Senator Murungi said he and MCAs will defend devolution because it's their mandate.

"If Meru fails, it is I, and MCAs who will be blamed," said Murungi, who Mwangaza has claimed wants her seat in 2027 and is thus working with MCAs to sabotage her agenda.

Deputy Governor Mutuma asked for prayers for unity "So that we can move forward".

Meanwhile, Mwangaza has indicated she is heading to President Ruto’s United Democratic Alliance (UDA) party.

Mwangaza won both the Meru woman rep (2017) and Governor last year as an independent candidate but for the first time, said she was ready to join the ruling party.

Speaking when she was hosted by Jamlick Mwongera and Ben Mugambi on the vernacular Muuga FM on Friday night, the county chief said she was heeding unity calls by President Ruto and Deputy President Rigathi Gachagua, hence her decision.

“The Deputy President has been in Meru and has welcomed me to join UDA three times. Everywhere he has been, he asked my supporters if they wanted me to the party, and the people said yes. Ultimately, the President came to Laare, and he welcomed me to join,” said Ms Mwangaza.

In declaring her intention to become a member of UDA Mwangaza said as a leader, she was committed to her bosses (President and DP) calls and thus had made the big decision to join UDA.

“I am not the kind of person who does not obey leaders. So the only thing remaining is for me to be robed in UDA colours and join the party in style!” she said.

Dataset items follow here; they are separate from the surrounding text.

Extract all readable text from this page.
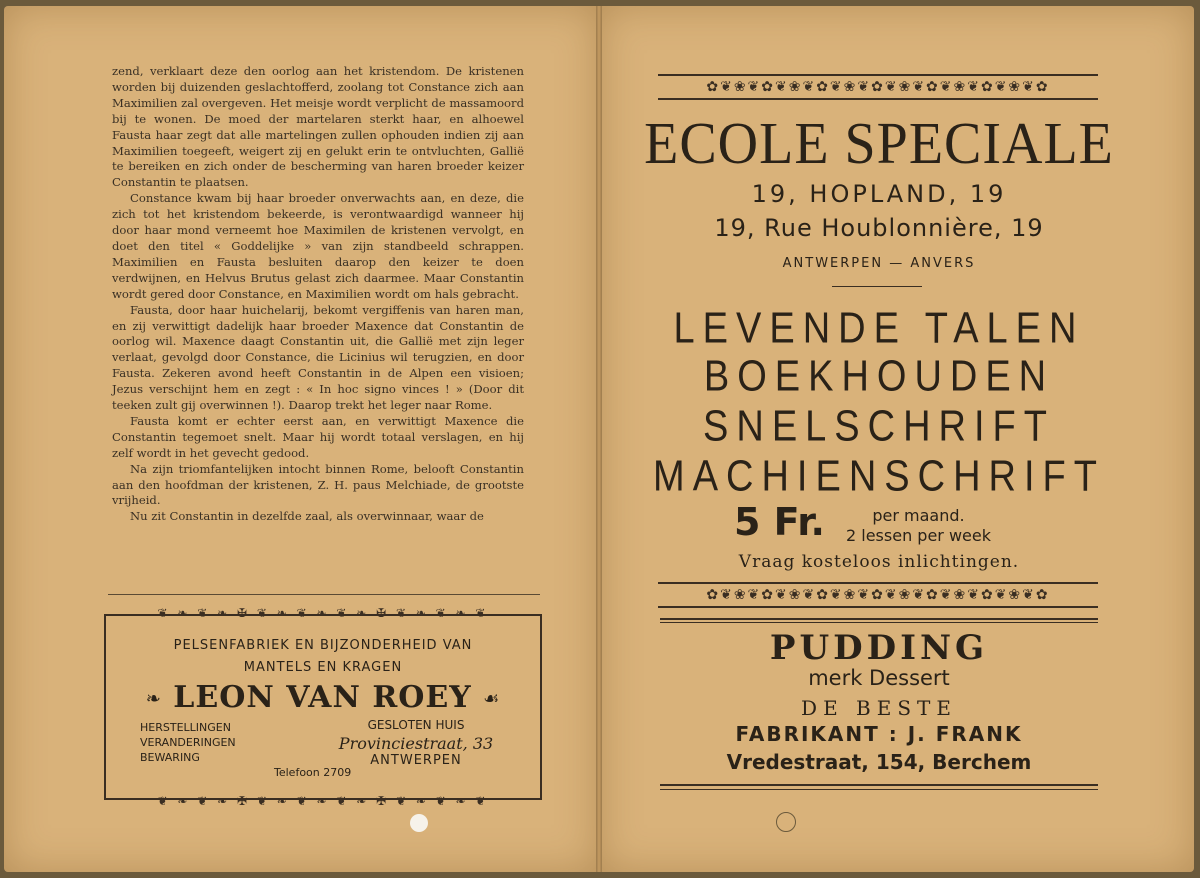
zend, verklaart deze den oorlog aan het kristendom. De kristenen worden bij duizenden geslachtofferd, zoolang tot Constance zich aan Maximilien zal overgeven. Het meisje wordt verplicht de massamoord bij te wonen. De moed der martelaren sterkt haar, en alhoewel Fausta haar zegt dat alle martelingen zullen ophouden indien zij aan Maximilien toegeeft, weigert zij en gelukt erin te ontvluchten, Gallië te bereiken en zich onder de bescherming van haren broeder keizer Constantin te plaatsen.

Constance kwam bij haar broeder onverwachts aan, en deze, die zich tot het kristendom bekeerde, is verontwaardigd wanneer hij door haar mond verneemt hoe Maximilen de kristenen vervolgt, en doet den titel « Goddelijke » van zijn standbeeld schrappen. Maximilien en Fausta besluiten daarop den keizer te doen verdwijnen, en Helvus Brutus gelast zich daarmee. Maar Constantin wordt gered door Constance, en Maximilien wordt om hals gebracht.

Fausta, door haar huichelarij, bekomt vergiffenis van haren man, en zij verwittigt dadelijk haar broeder Maxence dat Constantin de oorlog wil. Maxence daagt Constantin uit, die Gallië met zijn leger verlaat, gevolgd door Constance, die Licinius wil terugzien, en door Fausta. Zekeren avond heeft Constantin in de Alpen een visioen; Jezus verschijnt hem en zegt : « In hoc signo vinces ! » (Door dit teeken zult gij overwinnen !). Daarop trekt het leger naar Rome.

Fausta komt er echter eerst aan, en verwittigt Maxence die Constantin tegemoet snelt. Maar hij wordt totaal verslagen, en hij zelf wordt in het gevecht gedood.

Na zijn triomfantelijken intocht binnen Rome, belooft Constantin aan den hoofdman der kristenen, Z. H. paus Melchiade, de grootste vrijheid.

Nu zit Constantin in dezelfde zaal, als overwinnaar, waar de

❦ ❧ ❦ ❧ ✠ ❦ ❧ ❦ ❧ ❦ ❧ ✠ ❦ ❧ ❦ ❧ ❦
PELSENFABRIEK EN BIJZONDERHEID VAN
MANTELS EN KRAGEN
❧ LEON VAN ROEY ☙
HERSTELLINGEN
VERANDERINGEN
BEWARING
GESLOTEN HUIS
Provinciestraat, 33
ANTWERPEN
Telefoon 2709
❦ ❧ ❦ ❧ ✠ ❦ ❧ ❦ ❧ ❦ ❧ ✠ ❦ ❧ ❦ ❧ ❦
✿❦❀❦✿❦❀❦✿❦❀❦✿❦❀❦✿❦❀❦✿❦❀❦✿
ECOLE SPECIALE
19, HOPLAND, 19
19, Rue Houblonnière, 19
ANTWERPEN — ANVERS
LEVENDE TALEN
BOEKHOUDEN
SNELSCHRIFT
MACHIENSCHRIFT
5 Fr.	per maand.
2 lessen per week
Vraag kosteloos inlichtingen.
✿❦❀❦✿❦❀❦✿❦❀❦✿❦❀❦✿❦❀❦✿❦❀❦✿
PUDDING
merk Dessert
DE BESTE
FABRIKANT : J. FRANK
Vredestraat, 154, Berchem
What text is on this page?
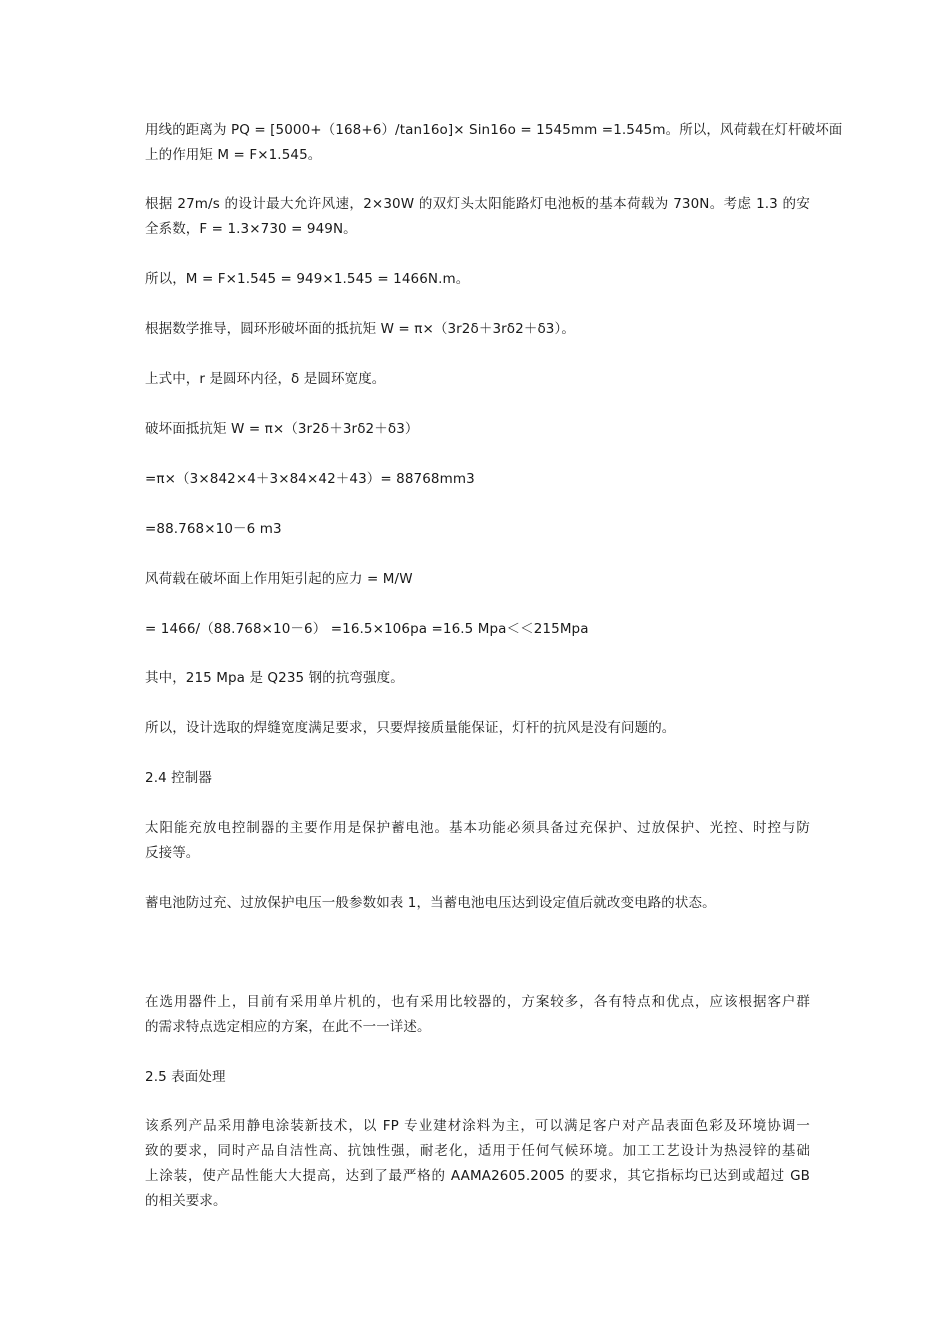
用线的距离为 PQ = [5000+（168+6）/tan16o]× Sin16o = 1545mm =1.545m。所以，风荷载在灯杆破坏面
上的作用矩 M = F×1.545。
根据 27m/s 的设计最大允许风速，2×30W 的双灯头太阳能路灯电池板的基本荷载为 730N。考虑 1.3 的安
全系数，F = 1.3×730 = 949N。
所以，M = F×1.545 = 949×1.545 = 1466N.m。
根据数学推导，圆环形破坏面的抵抗矩 W = π×（3r2δ＋3rδ2＋δ3）。
上式中，r 是圆环内径，δ 是圆环宽度。
破坏面抵抗矩 W = π×（3r2δ＋3rδ2＋δ3）
=π×（3×842×4＋3×84×42＋43）= 88768mm3
=88.768×10－6 m3
风荷载在破坏面上作用矩引起的应力 = M/W
= 1466/（88.768×10－6） =16.5×106pa =16.5 Mpa＜＜215Mpa
其中，215 Mpa 是 Q235 钢的抗弯强度。
所以，设计选取的焊缝宽度满足要求，只要焊接质量能保证，灯杆的抗风是没有问题的。
2.4 控制器
太阳能充放电控制器的主要作用是保护蓄电池。基本功能必须具备过充保护、过放保护、光控、时控与防
反接等。
蓄电池防过充、过放保护电压一般参数如表 1，当蓄电池电压达到设定值后就改变电路的状态。
在选用器件上，目前有采用单片机的，也有采用比较器的，方案较多，各有特点和优点，应该根据客户群
的需求特点选定相应的方案，在此不一一详述。
2.5 表面处理
该系列产品采用静电涂装新技术，以 FP 专业建材涂料为主，可以满足客户对产品表面色彩及环境协调一
致的要求，同时产品自洁性高、抗蚀性强，耐老化，适用于任何气候环境。加工工艺设计为热浸锌的基础
上涂装，使产品性能大大提高，达到了最严格的 AAMA2605.2005 的要求，其它指标均已达到或超过 GB
的相关要求。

Speaking about her fall-out with her deputy Isaac Mutuma and other political leaders in Meru Mwangaza said she harboured no ill feelings and was ready for unity for the sake of development.

She said she was ready for reconciliation to sit down with Mutuma, whom she had previously accused of working with Meru politicians who want her out of office.

Mwangaza said she was pained after she picked Mutuma as her deputy out of many potential candidates, but he had now turned against her and is working with her opponents.

“It pains me that after I chose him as my deputy and I fully funded our campaigns, but he has turned against me. I am not against unity, but I want a neutral person to mediate unity,” she said.